The mainstream press agreed. The Hamilton Spectator informed readers that, “There is no evidence that gun registration will ever equal arbitrary seizure, or a law against ownership.”
Maclean’s, Canada’s leading news magazine, told its readers about an NRA video that warned Americans about what was going on in Canada. The magazine dismissed “the old slippery slope argument: once the feds know where the guns are, it’s just a matter of time before they take them away.”
In using registration for confiscation, the Canadian Liberals were following the same strategy as the Brady Campaign. In 1976 (when the group was called the National Council to Control Handguns), the group’s head, the late Nelson Shields, explained to The New Yorker:
“The first problem is to slow down the number of handguns being produced and sold in this country. The second problem is to get handguns registered. The final problem is to make possession of all handguns and all handgun ammunition—except for the military, police, licensed security guards, licensed sporting clubs, and licensed gun collectors—totally illegal.”
In the January 2006 Canadian elections, handgun prohibition lost and the Conservative Party, running on a platform that promised repeal of long gun registration, won.
But the Conservatives did not win an outright majority in Parliament. To accomplish repeal, they would need the support of at least some members from other parties.
A repeal bill passed the House of Commons on a “second reading” by a vote of 164-137. The 143 Conservatives were joined by 21 members of other parties who represented rural, pro-gun districts (or “ridings,” as Canadians call them).
That victory sent the bill to a committee for public hearings. While the bill was in committee, the Liberal leadership sprang into action. Before, they had allowed Liberal MPs to vote their conscience. Now, Liberals would be “whipped” to follow the party line and keep registration. Failure to obey the Liberal leadership would result in excommunication for the rural Liberals. So registration stayed on the books.
Finally, in 2011, Conservatives won a majority in Parliament. Repeal passed the House of Commons on Feb. 15, 2012, and then, on April 4, the Canadian Senate voted 50-27 in favor of Bill C-19 to abolish the long gun registry. The bill received unanimous support from Conservative senators, as well as from some Independents. It became the law of the land the next day, with the Royal Assent of Canada’s Governor-General (the Queen’s representative in Canada).
The bill does not change Canada’s registration system for handguns, which has been in effect since the 1930s. Nor does it change the registration system for certain long guns that have been classified as “prohibited” or “restricted.” Likewise unchanged is Canada’s complicated and burdensome system for licensing gun owners.
The registration changes, however, are tremendous. Registration records for 7 million ordinary long guns are to be destroyed.
The government of the province of Quebec immediately filed suit to attempt to obtain custody of the 1.5 million registration records pertaining to citizens of Quebec. The Bloc Quebecois party, which governs the province, is highly authoritarian and anti-gun, and a reliable ally of the Liberals on all anti-gun legislation.

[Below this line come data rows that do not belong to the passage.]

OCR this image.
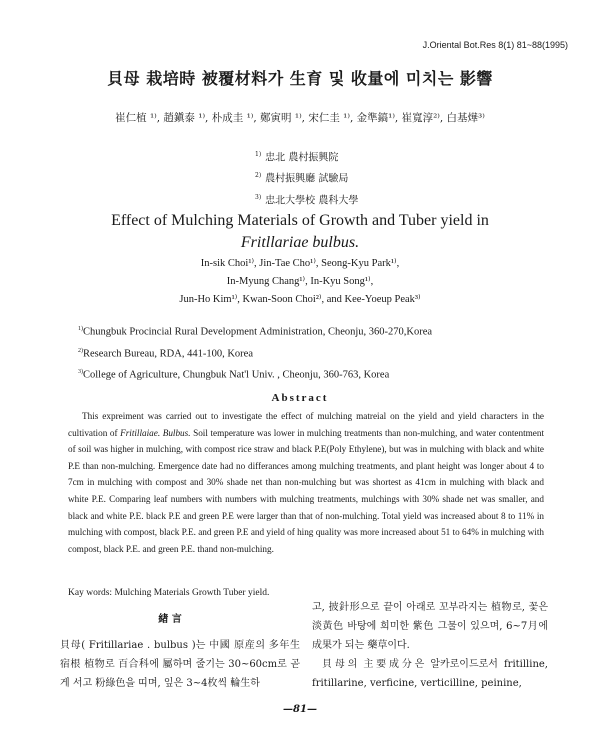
J.Oriental Bot.Res 8(1) 81~88(1995)
貝母 栽培時 被覆材料가 生育 및 收量에 미치는 影響
崔仁植 ¹⁾, 趙鎭泰 ¹⁾, 朴成圭 ¹⁾, 鄭寅明 ¹⁾, 宋仁圭 ¹⁾, 金準鎬¹⁾, 崔寬淳²⁾, 白基燁³⁾
$^{1)}$ 忠北 農村振興院
$^{2)}$ 農村振興廳 試驗局
$^{3)}$ 忠北大學校 農科大學
Effect of Mulching Materials of Growth and Tuber yield in
Fritllariae bulbus.
In-sik Choi¹⁾, Jin-Tae Cho¹⁾, Seong-Kyu Park¹⁾,
In-Myung Chang¹⁾, In-Kyu Song¹⁾,
Jun-Ho Kim¹⁾, Kwan-Soon Choi²⁾, and Kee-Yoeup Peak³⁾
$^{1)}$Chungbuk Procincial Rural Development Administration, Cheonju, 360-270,Korea
$^{2)}$Research Bureau, RDA, 441-100, Korea
$^{3)}$College of Agriculture, Chungbuk Nat'l Univ. , Cheonju, 360-763, Korea
Abstract
This expreiment was carried out to investigate the effect of mulching matreial on the yield and yield characters in the cultivation of Fritillaiae. Bulbus. Soil temperature was lower in mulching treatments than non-mulching, and water contentment of soil was higher in mulching, with compost rice straw and black P.E(Poly Ethylene), but was in mulching with black and white P.E than non-mulching. Emergence date had no differances among mulching treatments, and plant height was longer about 4 to 7cm in mulching with compost and 30% shade net than non-mulching but was shortest as 41cm in mulching with black and white P.E. Comparing leaf numbers with numbers with mulching treatments, mulchings with 30% shade net was smaller, and black and white P.E. black P.E and green P.E were larger than that of non-mulching. Total yield was increased about 8 to 11% in mulching with compost, black P.E. and green P.E and yield of hing quality was more increased about 51 to 64% in mulching with compost, black P.E. and green P.E. thand non-mulching.
Kay words: Mulching Materials Growth Tuber yield.
緖 言
貝母( Fritillariae . bulbus )는 中國 原産의 多年生 宿根 植物로 百合科에 屬하며 줄기는 30~60cm로 곧게 서고 粉綠色을 띠며, 잎은 3~4枚씩 輪生하
고, 披針形으로 끝이 아래로 꼬부라지는 植物로, 꽃은 淡黃色 바탕에 희미한 紫色 그물이 있으며, 6~7月에 成果가 되는 藥草이다.
貝母의 主要成分은 알카로이드로서 fritilline, fritillarine, verficine, verticilline, peinine,
—81—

As this article goes to press, the results of the lawsuit are not yet known.
For the last two decades, Canada has been the test bed of the international gun prohibition movement. Repressive ideas from Canada have been exported around the world by the international gun prohibition lobby, whose George Soros-funded employees are very skilled at international coordination. Canadian gun owners know that much more needs to be done to undo the damage caused by the culture war that Trudeau began, and which has burdened Canadians with laws that do nothing to enhance public safety, but whose purpose and effect is to harass and persecute law-abiding gun owners. Bill C-19 is a good first step—and a monumental one.